Suggested Materials for this Project

So a mount that offers more adjustability gives you a clearer picture in more situations and could even increase your options for where you can place the TV within the room.Most flat TVs are designed to be a wall mounted TV but be double check that yours is before you shop for a mount. Look for “VESA” (Video Electronics Standards Association) on the manual or the TV itself, followed by a number such as “VESA 75” or "VESA 50". Any mount with the same VESA number will work with your TV. Also consider wiring before you choose a mount. If you plan to run wiring inside your walls, the mount design may determine how and where you can install an outlet and cable connections. As usual a little pre-planning can go a long way.

The single most common mistake made when selecting a location and placing a TV mount is placing it too high on the wall. Looking up at the screen can give picture that isn’t sharp, especially if you have a mount that doesn’t tilt. Not to mention the crick in the neck you might get from looking up at the TV! . Most experts recommend centering the screen at seated eye level, while some even say a bit lower is better, so eye level is centered on the top two-thirds of the TV where most of the on-screen action is. Remember, SEATED eye level!
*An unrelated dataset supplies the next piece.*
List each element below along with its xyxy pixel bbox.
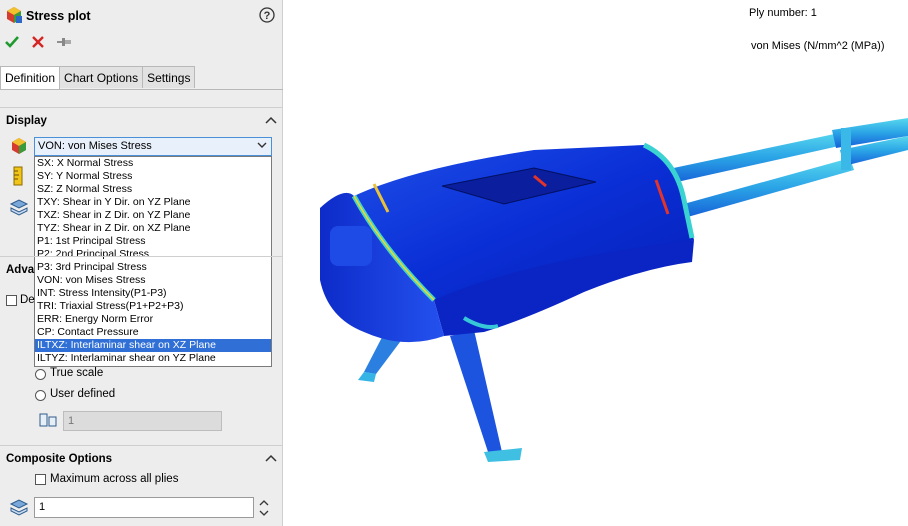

There is no “correct” rule, so place it where it seems most comfortable for you. Remember that a lot depends on the size of the TV and the room. A big TV in a big room can be mounted higher on the wall because the upward viewing angle is decreased when you sit farther from the TV. So the best way to choose the mounting height is with a test drive. This is a three-person job—two to hold the TV and a third to judge the height. Simply get in your normal viewing position and look at the screen in different positions on the wall and say stop when you hit the optimum position.

Once you’ve found the right spot, mark the TV’s location on the wall with masking tape. Then set the TV aside and add more tape to mark the bottom edge of the TV on the wall. The tape needs to be perfectly level, so use your level to position it.

Avoid last-minute shopping trips by having all your materials ready ahead of time. Flat panel TV mount

  • Lag bolts (if not included in mounting kit)
  • Masking tape

Also locate the centers of the wall studs using an electronic stud finder, as the centers of studs provide maximum holding power, and TVs are a lot of weight to be supported. If your walls are brick, concrete, or cement, you can drive screws anywhere. Check the mount’s instructions for anchor recommendations.